而林珩觉得分明就是夏影自己无法安顿下来,在这里找借口。
林珩不想跟她争执,她最不喜欢的就是两个人本来就不多的见面最后是不欢而散,虽然那种不欢而散隻发生过一次。
她大学时期周教授那件事之后,林珩暗自下决心,以后不管夏影做了什么事情,她都再也不要她俩之间发生那样的争吵。
她要杀人,我帮她拿刀。她要捅破天,我帮她找金箍棒。
夏影也感受到林珩不想再继续这个话题,自己坐到窗台上,打开窗户,点了支烟。
林珩走过来,在夏影旁边坐下。
林珩有时好困惑,她学习人体骨骼,脏器,大脑,肌肉,神经系统,这么多年,拿了两个硕士学位。
可仍然分不清是谁错了。
林珩有些难过,没有再说话。
林珩看着夏影,她好希望她们还是小时候。
她不喜欢会抽烟的夏影,不是反感烟味,更不是出于健康考虑。
而是那烟味让她觉得夏影是那么寂寞,那层烟雾增加了她们之间的距离,好像和她分隔了几千公里那么远。那烟雾密度大到她无法穿越,只能远远地看着彼此的寂寞,一直往下滑,一直往下滑,直到谁也抓不住谁,谁也看不见谁。

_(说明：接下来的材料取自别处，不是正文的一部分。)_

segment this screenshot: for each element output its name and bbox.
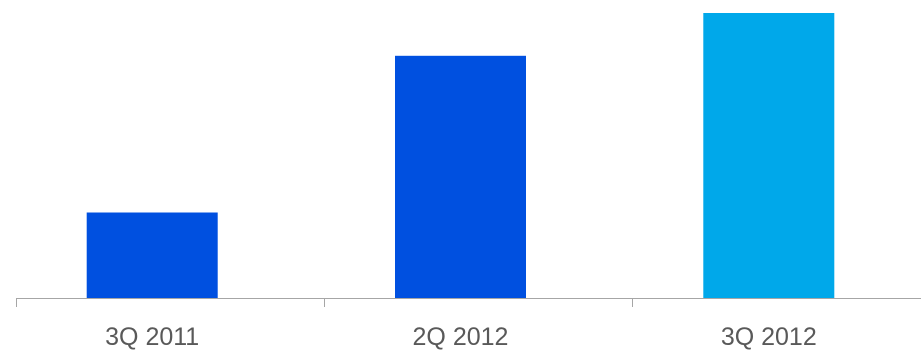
bar-3q-2011 [86, 212, 218, 298]
x-tick-label: 3Q 2012 [721, 323, 817, 351]
x-axis-ticks [16, 298, 633, 307]
x-tick-label: 3Q 2011 [105, 323, 199, 351]
x-tick-label: 2Q 2012 [413, 323, 509, 351]
bars-group [86, 13, 835, 299]
x-axis-labels: 3Q 2011 2Q 2012 3Q 2012 [105, 323, 817, 351]
bar-2q-2012 [395, 55, 526, 299]
bar-3q-2012 [703, 13, 835, 298]
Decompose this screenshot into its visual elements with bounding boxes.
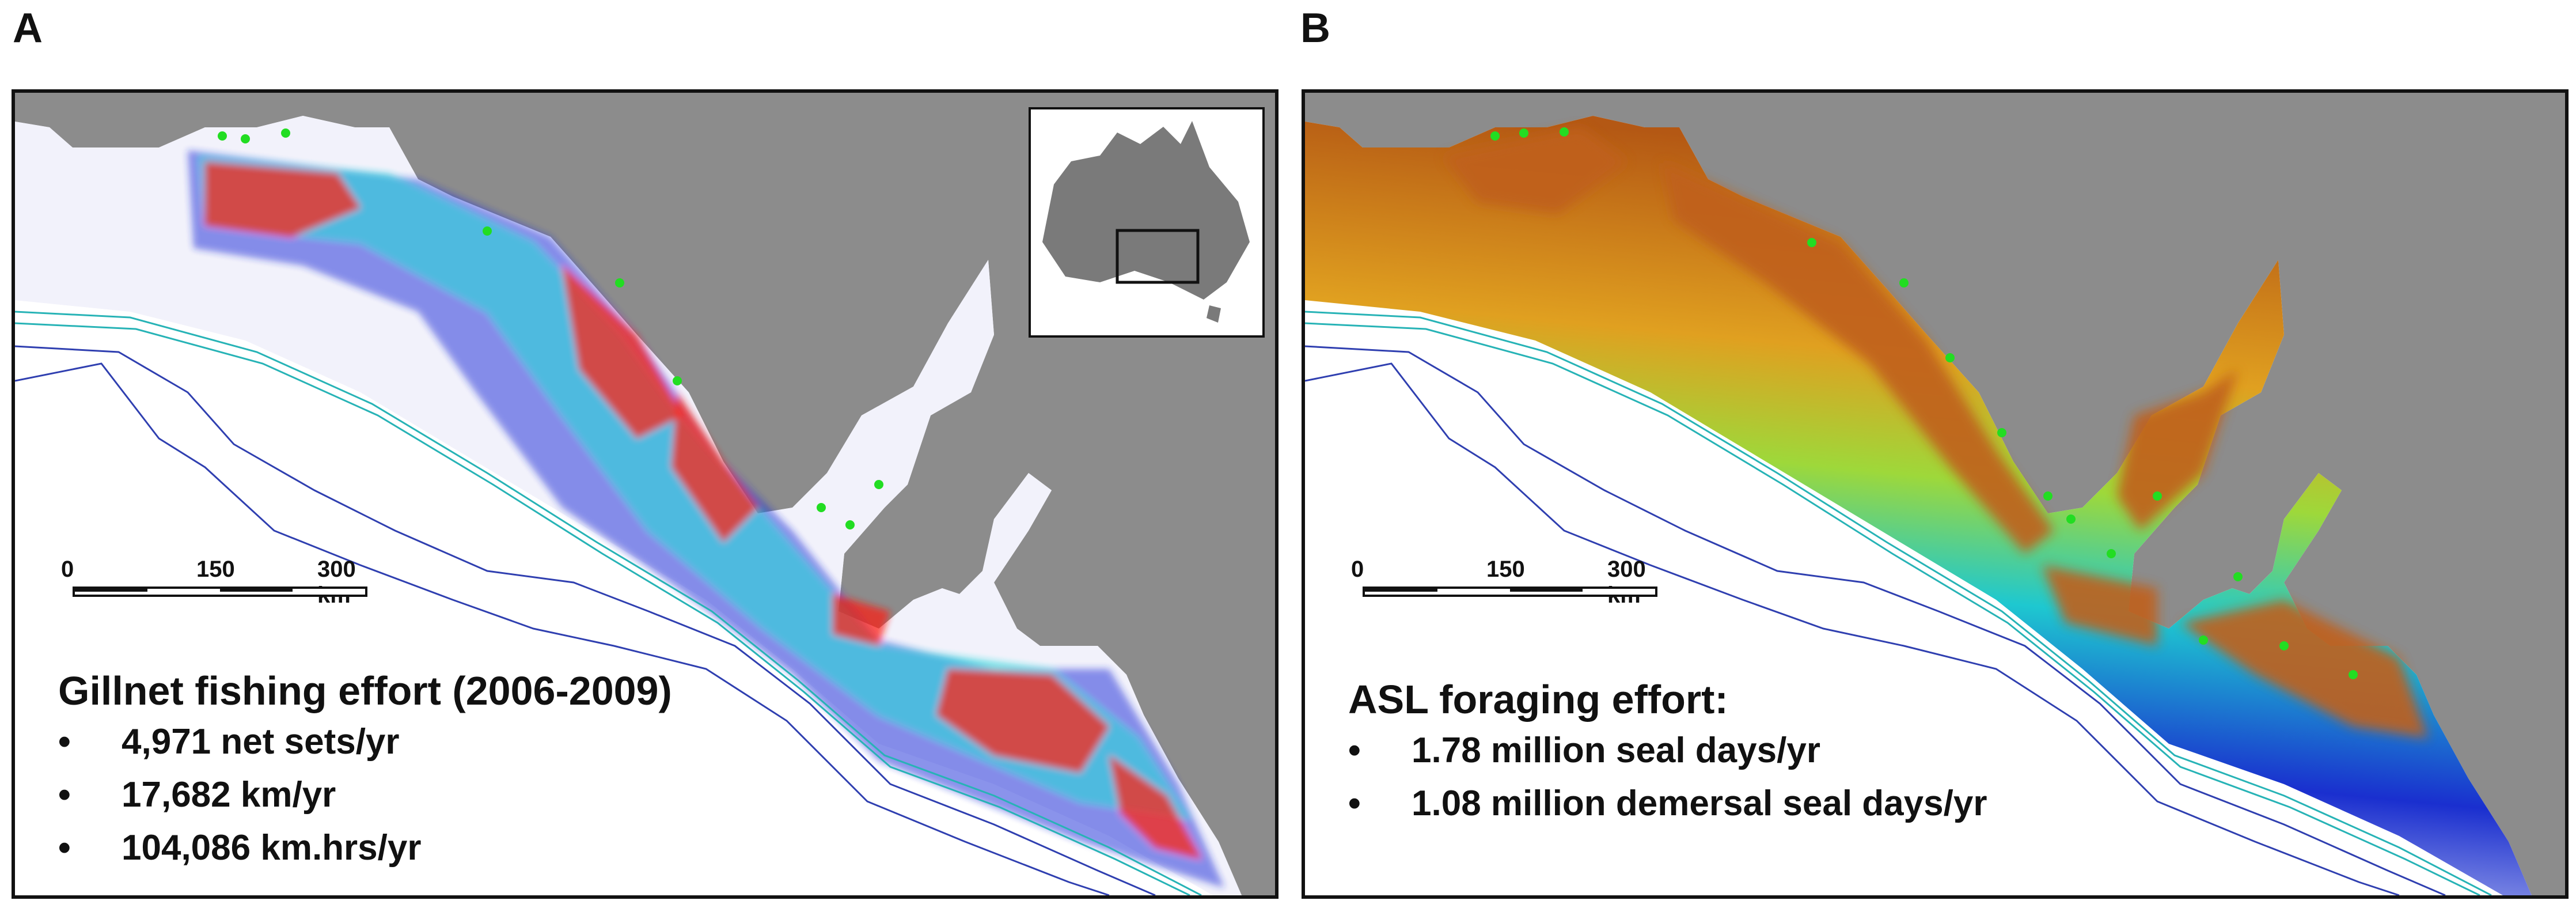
australia-inset-map — [1029, 107, 1265, 338]
list-item: • 4,971 net sets/yr — [58, 722, 400, 762]
list-item: • 104,086 km.hrs/yr — [58, 828, 422, 868]
land-mass — [15, 93, 1275, 895]
list-item: • 1.08 million demersal seal days/yr — [1348, 784, 1987, 823]
panel-b-label: B — [1300, 5, 1330, 51]
isobath-lines — [1305, 311, 2492, 895]
land-mass — [1305, 93, 2565, 895]
scale-label-150: 150 — [196, 557, 235, 582]
panel-a-label: A — [13, 5, 43, 51]
panel-b-map: 0 150 300 km ASL foraging effort: •1.78 … — [1302, 89, 2569, 899]
scale-bar-graphic — [1363, 587, 1657, 597]
effort-heat-layer — [188, 150, 1224, 888]
foraging-effort-stats: ASL foraging effort: • 1.78 million seal … — [1348, 675, 1987, 830]
stats-list: • 1.78 million seal days/yr • 1.08 million… — [1348, 724, 1987, 830]
scale-bar-b: 0 150 300 km — [1345, 557, 1668, 608]
scale-bar-a: 0 150 300 km — [55, 557, 378, 608]
foraging-surface — [1305, 116, 2532, 895]
stats-title: Gillnet fishing effort (2006-2009) — [58, 668, 672, 713]
australia-inset-map-icon — [1042, 121, 1250, 323]
gillnet-effort-map — [15, 93, 1275, 895]
seal-colonies — [1490, 127, 2358, 679]
stats-list: • 4,971 net sets/yr • 17,682 km/yr • 104,08… — [58, 716, 672, 875]
seal-colonies — [218, 128, 883, 529]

夏影把烟头按灭在窗台的烟灰缸里,这个烟灰缸很大,很干净。
林珩不抽烟,这是专门给她准备的。
林珩每次都给她准备很多东西,很多吃的。这里专门给她准备的东西甚至比她自己全部的家当都要多。
“注意安全。”林珩说。
夏影侧过头,在林珩肩头上咬了一口,很轻,这次没有留下齿痕。她拉开窗户,翻身下去。